This is Paweł Poljański, a Polish cyclist who is currently 16 stages into the Tour de France. I do not know the man, I have never met him, I have never even spoken to him, but he is, I feel totally confident in saying, extremely tired right now.
Since the start of the month he has cycles more than 2,000 kilometres. Two thousand. That’s roughly the same as cycling from London to Edinburgh, then back to London, then back to Edinburgh, then back to London, then back to Edinburgh again.
You’d think, reasonably, that this much cycling would take a toll on your legs. And you would be right. Paweł shared a snap of his tired, tired pins on Instagram and it is… quite something.
A post shared by Paweł Poljański (@p.poljanski) on
Those veins are bigger than some of my actual muscles. I reckon at least 70% of that man’s blood is all down in his legs right now. And look how tanned his knees are. His skin is so dry and sun-battered it looks like leather. This man is a hero.

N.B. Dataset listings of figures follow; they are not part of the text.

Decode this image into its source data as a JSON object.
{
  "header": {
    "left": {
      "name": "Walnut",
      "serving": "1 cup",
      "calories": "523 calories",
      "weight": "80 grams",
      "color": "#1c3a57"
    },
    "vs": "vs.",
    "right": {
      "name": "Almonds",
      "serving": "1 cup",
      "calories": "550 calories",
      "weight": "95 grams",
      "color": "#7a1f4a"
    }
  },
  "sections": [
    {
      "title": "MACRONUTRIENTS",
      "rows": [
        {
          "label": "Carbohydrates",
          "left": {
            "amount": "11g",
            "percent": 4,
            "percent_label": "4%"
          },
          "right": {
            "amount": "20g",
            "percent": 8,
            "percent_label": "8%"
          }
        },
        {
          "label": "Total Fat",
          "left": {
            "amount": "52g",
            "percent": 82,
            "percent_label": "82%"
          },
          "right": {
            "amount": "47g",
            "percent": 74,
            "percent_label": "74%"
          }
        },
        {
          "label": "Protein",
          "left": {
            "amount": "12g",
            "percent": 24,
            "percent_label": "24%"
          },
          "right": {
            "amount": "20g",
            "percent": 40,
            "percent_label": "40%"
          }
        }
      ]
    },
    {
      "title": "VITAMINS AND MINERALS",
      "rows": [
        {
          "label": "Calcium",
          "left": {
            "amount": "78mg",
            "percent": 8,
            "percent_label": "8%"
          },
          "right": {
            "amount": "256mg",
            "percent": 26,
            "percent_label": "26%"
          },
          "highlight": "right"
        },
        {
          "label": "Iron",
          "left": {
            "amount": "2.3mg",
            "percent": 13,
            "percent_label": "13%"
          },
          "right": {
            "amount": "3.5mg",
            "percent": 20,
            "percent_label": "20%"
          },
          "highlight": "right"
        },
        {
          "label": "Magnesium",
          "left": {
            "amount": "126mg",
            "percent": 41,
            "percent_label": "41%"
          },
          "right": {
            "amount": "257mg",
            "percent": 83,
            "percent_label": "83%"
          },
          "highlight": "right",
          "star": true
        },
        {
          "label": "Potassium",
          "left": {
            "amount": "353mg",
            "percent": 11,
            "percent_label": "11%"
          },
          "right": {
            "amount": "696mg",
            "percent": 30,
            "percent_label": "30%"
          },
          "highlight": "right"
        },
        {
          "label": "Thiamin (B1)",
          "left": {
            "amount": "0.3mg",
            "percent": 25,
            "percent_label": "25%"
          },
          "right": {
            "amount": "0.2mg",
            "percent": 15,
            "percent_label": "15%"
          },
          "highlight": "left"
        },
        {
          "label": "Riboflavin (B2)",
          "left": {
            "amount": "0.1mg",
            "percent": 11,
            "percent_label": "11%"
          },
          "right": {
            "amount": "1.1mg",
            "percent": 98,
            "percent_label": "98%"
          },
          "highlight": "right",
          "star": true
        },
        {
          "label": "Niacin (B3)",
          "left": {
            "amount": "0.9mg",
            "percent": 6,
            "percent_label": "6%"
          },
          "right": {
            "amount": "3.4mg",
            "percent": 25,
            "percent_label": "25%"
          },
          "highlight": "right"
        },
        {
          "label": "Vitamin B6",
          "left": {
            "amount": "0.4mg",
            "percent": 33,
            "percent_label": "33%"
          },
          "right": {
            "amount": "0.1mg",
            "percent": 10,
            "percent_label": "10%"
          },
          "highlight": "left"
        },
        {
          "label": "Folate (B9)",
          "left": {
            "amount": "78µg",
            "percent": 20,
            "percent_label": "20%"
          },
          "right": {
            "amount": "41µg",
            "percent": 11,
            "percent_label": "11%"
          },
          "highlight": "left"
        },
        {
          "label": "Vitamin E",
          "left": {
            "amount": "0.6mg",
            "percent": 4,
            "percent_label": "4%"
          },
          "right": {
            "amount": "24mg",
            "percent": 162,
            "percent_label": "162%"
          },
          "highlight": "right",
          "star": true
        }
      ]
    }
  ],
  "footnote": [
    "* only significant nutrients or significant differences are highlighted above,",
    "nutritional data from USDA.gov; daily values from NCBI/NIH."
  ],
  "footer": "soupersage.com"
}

“After sixteen stages I think my legs look little tired”, Paweł said in the caption of his photo. Yeah, no fucking shit mate. They look like they’re made of tree. Someone get the guy some Deep Heat and a massage.
Poljański, who rides for Bora–Hansgrohe, is currently 75th overall in the Tour after he finished 16th stage between Le Puy-en-Velay and Romans-sur-Isere. There are five stages remaining, with the Tour coming to a close on the 23rd in Paris.
Britain’s Chris Froome is currently in in possession of the yellow jacket, as he seeks his fourth Tour de France title. Back in 2014 Team Sky shared a photo of Froome’s legs during the tour, though they are absolutely nothing on the Pole’s.
Dr Bradley Launikonis, from the University of Queensland's School of Biomedical Science, told ABC what happens to a person’s legs during long-distance cycling.
"The amount of blood that we get normally going down to our legs is five litres per minute, for anyone at rest. For an untrained athlete, their maximum exercise will have 20 litres per minute flowing through the muscles," he said.
"One of these elite cyclists will have double that, about 40 litres per minute. They have massive volumes of blood moving through.
"The blood can pool there and that's what's happening in this extreme case. There is blood pooling in his veins which is why you're seeing them (so visibly)."
Fair play, Paweł, you’re a beast. Good luck on the rest of the Tour. I hop your legs don’t explode.